Elmalılı (sadeleştirilmiş-2) = Evet, budur senin hakkın, senin hakkın budur.
Gültekin Onan = Yine müstahaksın, dahasına da müstahaksın.
Harun Yıldırım = Daha ne olsun, sana yaziklar olsun, yaziklar!
Hasan Basri Çantay = Yine (hoşlanmadığın herşey) sana yaklaş (ıb çat) sın. Zîrâ (sen buna başkalarından daha çok) lâyıksın.
Hayrat Neşriyat = Sonra (tekrar tekrar) sana daha lâyıktır (bu azab), daha lâyık!
İbni Kesir = Yine yazıklar olsun sana, yazıklar.
Kadri Çelik = Yine sen bu hale (ilahi azaba) daha layıksın, daha da layık!
Muhammed Esed = yakınına, daha da yakınına!
Mustafa İslamoğlu = Tekrar (duy ey insan), yaklaşmakta olan hemen yanıbaşında!
Ömer Nasuhi Bilmen = (35-36) Sonra yine vay sana! Vay sana. İnsan sanır mı ki, başıboş bırakılacaktır?
Ömer Öngüt = Evet!
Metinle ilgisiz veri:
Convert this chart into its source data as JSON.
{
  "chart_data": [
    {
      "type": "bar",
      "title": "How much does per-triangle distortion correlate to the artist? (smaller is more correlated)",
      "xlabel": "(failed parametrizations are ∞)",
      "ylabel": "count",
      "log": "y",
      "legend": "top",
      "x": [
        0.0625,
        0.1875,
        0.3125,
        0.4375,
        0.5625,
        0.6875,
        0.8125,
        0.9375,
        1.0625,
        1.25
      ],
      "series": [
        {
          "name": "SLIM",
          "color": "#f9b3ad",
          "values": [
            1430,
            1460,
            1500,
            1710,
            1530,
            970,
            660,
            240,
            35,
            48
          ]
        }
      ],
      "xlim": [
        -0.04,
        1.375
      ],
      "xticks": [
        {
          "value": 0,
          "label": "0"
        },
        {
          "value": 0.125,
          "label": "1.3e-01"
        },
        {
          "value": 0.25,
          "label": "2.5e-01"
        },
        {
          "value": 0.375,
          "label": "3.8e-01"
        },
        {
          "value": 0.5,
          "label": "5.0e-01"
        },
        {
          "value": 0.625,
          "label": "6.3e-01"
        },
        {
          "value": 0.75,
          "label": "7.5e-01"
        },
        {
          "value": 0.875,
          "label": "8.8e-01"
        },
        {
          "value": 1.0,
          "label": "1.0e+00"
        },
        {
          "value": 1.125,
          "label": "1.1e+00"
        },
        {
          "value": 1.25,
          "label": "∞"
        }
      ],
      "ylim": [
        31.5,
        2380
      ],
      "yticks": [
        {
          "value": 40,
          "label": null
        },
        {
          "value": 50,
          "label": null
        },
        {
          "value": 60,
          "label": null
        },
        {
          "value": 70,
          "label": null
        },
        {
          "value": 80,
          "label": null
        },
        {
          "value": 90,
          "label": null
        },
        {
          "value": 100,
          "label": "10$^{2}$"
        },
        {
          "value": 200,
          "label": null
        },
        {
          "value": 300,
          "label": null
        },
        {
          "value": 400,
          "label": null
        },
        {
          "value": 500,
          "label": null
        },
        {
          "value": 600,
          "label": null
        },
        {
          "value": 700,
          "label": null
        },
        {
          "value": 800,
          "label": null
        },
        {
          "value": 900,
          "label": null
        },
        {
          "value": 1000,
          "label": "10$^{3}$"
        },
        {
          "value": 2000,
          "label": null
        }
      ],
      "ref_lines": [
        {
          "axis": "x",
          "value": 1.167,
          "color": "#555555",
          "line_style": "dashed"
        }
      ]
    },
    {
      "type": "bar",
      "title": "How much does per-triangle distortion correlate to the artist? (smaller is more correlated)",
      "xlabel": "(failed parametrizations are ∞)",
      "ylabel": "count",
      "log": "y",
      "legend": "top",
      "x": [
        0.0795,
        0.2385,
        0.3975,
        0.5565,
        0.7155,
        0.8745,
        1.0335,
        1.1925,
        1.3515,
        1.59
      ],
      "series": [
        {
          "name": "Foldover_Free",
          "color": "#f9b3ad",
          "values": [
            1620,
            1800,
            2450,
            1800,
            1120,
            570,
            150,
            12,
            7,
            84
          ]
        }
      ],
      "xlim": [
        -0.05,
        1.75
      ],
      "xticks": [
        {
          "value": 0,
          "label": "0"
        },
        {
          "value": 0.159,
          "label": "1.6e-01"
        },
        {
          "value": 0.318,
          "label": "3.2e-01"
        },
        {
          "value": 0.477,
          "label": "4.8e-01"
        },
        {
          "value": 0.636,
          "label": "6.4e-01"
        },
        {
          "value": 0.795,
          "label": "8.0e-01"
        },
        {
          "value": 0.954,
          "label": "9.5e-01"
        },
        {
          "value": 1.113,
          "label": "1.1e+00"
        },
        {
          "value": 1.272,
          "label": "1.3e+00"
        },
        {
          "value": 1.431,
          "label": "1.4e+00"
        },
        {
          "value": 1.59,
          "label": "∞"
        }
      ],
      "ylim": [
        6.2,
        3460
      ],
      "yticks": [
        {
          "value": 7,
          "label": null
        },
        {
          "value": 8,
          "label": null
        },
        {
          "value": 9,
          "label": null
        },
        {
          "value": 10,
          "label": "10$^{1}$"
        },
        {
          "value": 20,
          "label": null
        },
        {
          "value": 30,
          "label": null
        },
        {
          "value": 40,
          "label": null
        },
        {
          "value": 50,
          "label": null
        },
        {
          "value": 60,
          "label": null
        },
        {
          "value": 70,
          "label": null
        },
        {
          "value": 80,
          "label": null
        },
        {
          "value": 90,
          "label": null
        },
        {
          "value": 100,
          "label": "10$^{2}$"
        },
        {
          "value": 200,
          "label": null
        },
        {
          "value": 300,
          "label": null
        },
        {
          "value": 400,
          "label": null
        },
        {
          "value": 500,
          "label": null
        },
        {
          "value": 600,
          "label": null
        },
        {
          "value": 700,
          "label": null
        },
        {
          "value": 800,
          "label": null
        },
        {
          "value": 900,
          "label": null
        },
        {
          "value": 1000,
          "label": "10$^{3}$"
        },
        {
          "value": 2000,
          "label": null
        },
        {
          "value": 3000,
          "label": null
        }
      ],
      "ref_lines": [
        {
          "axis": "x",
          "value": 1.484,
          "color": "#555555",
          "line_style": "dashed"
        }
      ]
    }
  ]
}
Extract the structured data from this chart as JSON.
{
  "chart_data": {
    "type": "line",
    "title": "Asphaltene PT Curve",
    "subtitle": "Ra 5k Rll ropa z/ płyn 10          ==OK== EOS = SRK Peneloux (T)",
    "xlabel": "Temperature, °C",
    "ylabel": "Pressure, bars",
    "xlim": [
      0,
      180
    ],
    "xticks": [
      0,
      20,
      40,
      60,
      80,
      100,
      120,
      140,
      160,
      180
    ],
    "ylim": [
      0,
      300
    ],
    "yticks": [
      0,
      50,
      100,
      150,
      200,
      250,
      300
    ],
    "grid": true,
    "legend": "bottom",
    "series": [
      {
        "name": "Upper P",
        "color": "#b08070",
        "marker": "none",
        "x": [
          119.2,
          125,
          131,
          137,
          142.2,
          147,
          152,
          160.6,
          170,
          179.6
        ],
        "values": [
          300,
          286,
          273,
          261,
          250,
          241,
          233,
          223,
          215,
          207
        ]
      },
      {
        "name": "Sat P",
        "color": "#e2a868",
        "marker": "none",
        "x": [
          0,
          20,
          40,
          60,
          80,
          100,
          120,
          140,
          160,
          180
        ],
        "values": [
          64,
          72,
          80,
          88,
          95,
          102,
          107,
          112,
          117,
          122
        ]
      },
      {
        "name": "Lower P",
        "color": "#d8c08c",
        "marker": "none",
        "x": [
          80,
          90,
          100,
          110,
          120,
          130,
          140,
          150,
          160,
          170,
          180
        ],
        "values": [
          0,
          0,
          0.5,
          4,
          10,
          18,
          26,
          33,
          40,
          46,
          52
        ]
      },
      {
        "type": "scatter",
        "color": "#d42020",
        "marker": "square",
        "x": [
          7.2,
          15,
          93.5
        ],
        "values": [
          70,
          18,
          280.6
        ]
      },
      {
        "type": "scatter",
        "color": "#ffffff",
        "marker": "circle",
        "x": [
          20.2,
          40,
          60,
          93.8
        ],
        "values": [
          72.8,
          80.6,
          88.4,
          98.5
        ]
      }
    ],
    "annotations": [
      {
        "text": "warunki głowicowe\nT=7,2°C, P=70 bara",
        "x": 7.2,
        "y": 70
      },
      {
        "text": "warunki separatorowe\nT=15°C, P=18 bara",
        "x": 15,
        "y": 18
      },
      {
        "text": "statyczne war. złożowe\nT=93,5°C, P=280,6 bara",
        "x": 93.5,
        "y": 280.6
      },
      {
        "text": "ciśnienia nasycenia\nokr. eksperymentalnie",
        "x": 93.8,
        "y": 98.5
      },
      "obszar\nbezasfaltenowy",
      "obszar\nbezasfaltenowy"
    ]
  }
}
Gerektir o belâ sana gerek!
Şaban Piriş = Sonra sen buna layıksın!
Sadık Türkmen = Sonra yine yazık sana, yazık!
Seyyid Kutub = Yine vay başına geleceklere!
Suat Yıldırım = Yazık ki sana ne yazık!
Süleyman Ateş = Yine yazık sana yazık!
Tefhim-ul Kuran = Yine buna müstahaksın, dahasına da müstahaksın.
Ümit Şimşek = Yine lâyıktır sana, lâyık!
Yaşar Nuri Öztürk = Evet, çok uygundur sana bu bela, çok uygun!
İskender Ali Mihr = Sonra sana müstahaktır, bundan sonra müstahaktır (sen hakettin).
İlyas Yorulmaz = Sonra sana yakın, daha yakın.